それを聞いたときは思わず笑ってしまいました。クソも面白くない戯言を言いやがる、本当につまらない人間だなあと思った。まずロマンが無い。

そのとき、なぜか映画「私の奴隷になりなさい」の、板尾が壇蜜に「お前は本当につまらない女だな」と言っている場面が浮かんできまして、まさにこういう女のことを言うのだと思いました。

貴様は私の何を知っていてそんなことを言うのかと。では貴様は人に偉そうなことが言えるほど世の中を知り尽くしているとでも言うのかと。

ひとつしか年が違わないのに、同じ独身なのに、なんだかんだ言って実家で暮らして弁当の果てまで親に作ってもらっている貴様には言われたくないなあと思いましたし、やはりロマンが無いのです。ロマンが無ければ面白くありません。

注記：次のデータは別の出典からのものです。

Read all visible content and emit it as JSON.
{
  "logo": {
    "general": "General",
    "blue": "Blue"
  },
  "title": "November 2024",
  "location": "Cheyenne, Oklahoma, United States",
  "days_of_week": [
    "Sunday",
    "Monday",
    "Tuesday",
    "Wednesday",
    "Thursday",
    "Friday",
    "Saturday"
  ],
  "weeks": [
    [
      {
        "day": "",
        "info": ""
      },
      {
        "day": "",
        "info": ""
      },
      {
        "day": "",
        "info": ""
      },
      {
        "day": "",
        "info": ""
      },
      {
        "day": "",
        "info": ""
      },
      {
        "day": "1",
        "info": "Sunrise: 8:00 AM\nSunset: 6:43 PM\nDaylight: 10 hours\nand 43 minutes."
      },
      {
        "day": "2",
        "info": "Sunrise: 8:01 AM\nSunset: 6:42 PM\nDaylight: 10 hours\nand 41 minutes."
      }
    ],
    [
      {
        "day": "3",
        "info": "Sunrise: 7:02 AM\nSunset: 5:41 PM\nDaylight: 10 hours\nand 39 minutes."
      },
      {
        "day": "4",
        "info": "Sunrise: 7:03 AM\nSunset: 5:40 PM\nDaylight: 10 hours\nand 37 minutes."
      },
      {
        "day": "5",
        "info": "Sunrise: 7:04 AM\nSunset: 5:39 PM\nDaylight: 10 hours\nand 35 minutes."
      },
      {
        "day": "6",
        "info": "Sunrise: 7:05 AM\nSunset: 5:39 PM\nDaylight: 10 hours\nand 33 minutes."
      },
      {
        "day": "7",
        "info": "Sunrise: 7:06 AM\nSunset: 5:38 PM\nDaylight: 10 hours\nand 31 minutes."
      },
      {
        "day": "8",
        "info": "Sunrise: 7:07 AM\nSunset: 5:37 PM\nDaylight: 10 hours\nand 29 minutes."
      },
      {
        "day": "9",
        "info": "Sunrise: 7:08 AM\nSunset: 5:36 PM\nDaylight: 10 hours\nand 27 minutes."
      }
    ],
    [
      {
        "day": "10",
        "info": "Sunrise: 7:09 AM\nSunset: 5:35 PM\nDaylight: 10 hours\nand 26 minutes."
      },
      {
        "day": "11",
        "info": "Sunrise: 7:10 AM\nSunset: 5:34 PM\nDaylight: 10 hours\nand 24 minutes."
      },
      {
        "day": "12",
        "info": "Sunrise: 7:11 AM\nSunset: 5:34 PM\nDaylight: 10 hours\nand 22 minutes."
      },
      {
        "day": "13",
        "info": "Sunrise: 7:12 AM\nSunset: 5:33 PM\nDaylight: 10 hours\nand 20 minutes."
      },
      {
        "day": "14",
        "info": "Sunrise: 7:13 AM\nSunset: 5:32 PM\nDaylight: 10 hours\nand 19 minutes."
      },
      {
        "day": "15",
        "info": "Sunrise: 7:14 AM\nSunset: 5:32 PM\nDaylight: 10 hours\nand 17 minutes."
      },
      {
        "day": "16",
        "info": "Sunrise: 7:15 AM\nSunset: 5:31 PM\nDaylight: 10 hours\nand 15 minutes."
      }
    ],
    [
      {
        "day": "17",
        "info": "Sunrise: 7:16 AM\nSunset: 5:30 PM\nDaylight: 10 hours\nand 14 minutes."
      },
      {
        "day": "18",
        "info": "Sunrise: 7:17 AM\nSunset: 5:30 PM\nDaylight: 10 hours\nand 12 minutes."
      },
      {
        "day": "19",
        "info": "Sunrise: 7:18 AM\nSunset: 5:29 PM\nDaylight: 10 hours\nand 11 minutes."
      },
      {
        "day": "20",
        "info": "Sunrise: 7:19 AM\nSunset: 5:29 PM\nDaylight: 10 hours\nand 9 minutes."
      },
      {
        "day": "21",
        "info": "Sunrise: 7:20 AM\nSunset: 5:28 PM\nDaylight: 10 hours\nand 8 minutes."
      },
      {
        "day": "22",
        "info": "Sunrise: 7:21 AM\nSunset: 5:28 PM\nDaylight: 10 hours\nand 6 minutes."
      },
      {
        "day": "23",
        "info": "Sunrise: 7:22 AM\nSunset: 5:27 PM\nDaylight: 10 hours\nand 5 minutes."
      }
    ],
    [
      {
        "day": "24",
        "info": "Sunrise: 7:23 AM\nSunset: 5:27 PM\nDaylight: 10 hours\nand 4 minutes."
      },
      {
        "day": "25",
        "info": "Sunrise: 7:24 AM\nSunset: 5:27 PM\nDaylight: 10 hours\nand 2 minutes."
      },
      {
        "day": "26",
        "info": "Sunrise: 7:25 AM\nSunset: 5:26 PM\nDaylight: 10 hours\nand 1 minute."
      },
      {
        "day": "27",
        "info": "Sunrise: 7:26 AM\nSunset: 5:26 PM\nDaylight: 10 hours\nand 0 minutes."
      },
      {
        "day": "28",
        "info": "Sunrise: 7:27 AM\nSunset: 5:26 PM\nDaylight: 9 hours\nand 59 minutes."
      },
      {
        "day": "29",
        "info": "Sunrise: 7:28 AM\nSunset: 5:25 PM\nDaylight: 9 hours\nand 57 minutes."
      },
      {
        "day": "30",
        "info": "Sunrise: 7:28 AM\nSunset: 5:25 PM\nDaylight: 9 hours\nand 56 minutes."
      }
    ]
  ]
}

まあ、べつに普段から特別に親しい人でもありませんし、だから彼女には自分のこととか全くと言っていいくらい話していないはずなのに、まさかこんなことを言われるとは思ってもいませんでした。

私は職場では基本笑っていますから、彼女の目には、私は何も悩みが無い幸せな人として映っているのだと思います。まあ仕方がないのかなあ。だけど、「私は苦しいんです」みたいな、これ見よがしな面持ちで毎日職場に来ている人間もどうかと思いますね。

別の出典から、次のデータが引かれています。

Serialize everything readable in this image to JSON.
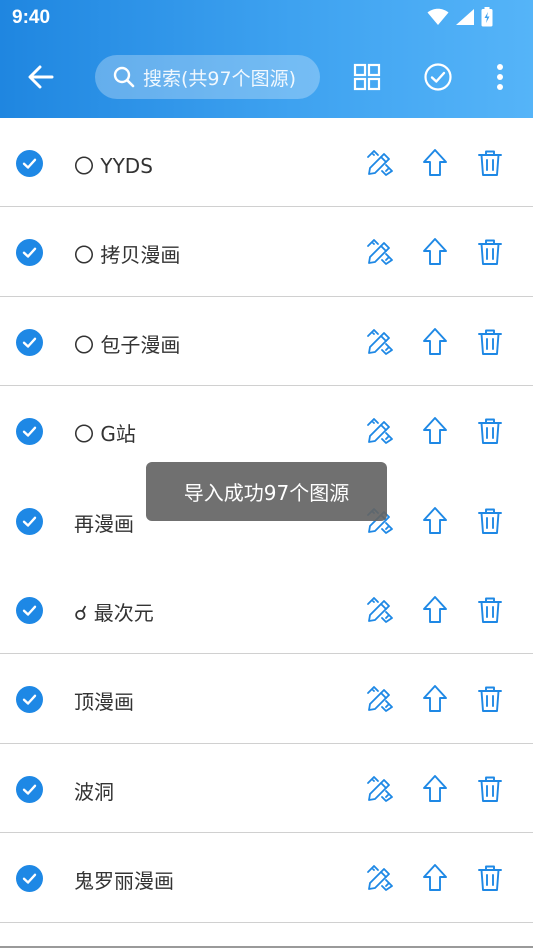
{
  "status_bar": {
    "time": "9:40"
  },
  "toolbar": {
    "search_placeholder": "搜索(共97个图源)",
    "icons": [
      "arrow-back-icon",
      "search-icon",
      "grid-view-icon",
      "check-circle-icon",
      "more-vert-icon"
    ]
  },
  "items": [
    {
      "name": "〇 YYDS",
      "checked": true
    },
    {
      "name": "〇 拷贝漫画",
      "checked": true
    },
    {
      "name": "〇 包子漫画",
      "checked": true
    },
    {
      "name": "〇 G站",
      "checked": true
    },
    {
      "name": "再漫画",
      "checked": true
    },
    {
      "name": "☌ 最次元",
      "checked": true
    },
    {
      "name": "顶漫画",
      "checked": true
    },
    {
      "name": "波洞",
      "checked": true
    },
    {
      "name": "鬼罗丽漫画",
      "checked": true
    }
  ],
  "row_action_icons": [
    "edit-icon",
    "upload-icon",
    "delete-icon"
  ],
  "toast": {
    "message": "导入成功97个图源"
  },
  "colors": {
    "appbar": "#2b93e8",
    "accent": "#1e88e5",
    "icon": "#1e88e5",
    "toast_bg": "#646464"
  }
}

いつも日常の愚痴とか、体調が悪いとか、また何かにつけて否定するとか、そういう話しかしない人なので、話していても面白くないのです。それでいて何を感じたかとか、今後の目標とか、そういうロマンを交えながらの話であるなら面白いのですが、そうではないから。

彼女のような人間は、まずは何でも良いから映画の一本でも見やがれと。というのも、本人いわくツタヤで映画をレンタルしたことも無いのだとか。これは偶然なのかどうかは知りませんけれど、これまで話していて「この人つまらないわぁ」と感じた人たちの多くが、実は映画をバカにして全く見ていなかったのです。

映画が全てとは言いませんが、見ている人とそうでない人の性格には違いがあるのは間違いありません。自分がこの目で見たものしか信じないという信念があるのかは知りませんけれど、それではただただ見識が狭くなるばかりです。だから話すこともボキャブラリーが無くてつまらないのです。

彼女のような人間は自分が全て正しく、自分の中の固定観念が邪魔をしますから人からの言葉には真っ向から否定的で素直には聞き入れないでしょう。人からの言葉を端から聞き入れる気が無いのなら普段のこれ見よがしな態度もやめるべきだ。「大丈夫?」と聞いて欲しい、みたいな態度ですね。

だけど、今回は悔しいとか腹が立つとか、そういう感情も大してありません。確かに私はまだまだ世の中を知りませんしね。まだまだ途中ですし、自分でも自覚をしているから否定はしません。ただ、彼女はこれまでの時間、人として一体なにを学んで来たのだろうと疑問に思いました。

「美しいものは、醜いものに嫉妬しない」

板尾が言ったセリフです。私はこのセリフがとても好きです。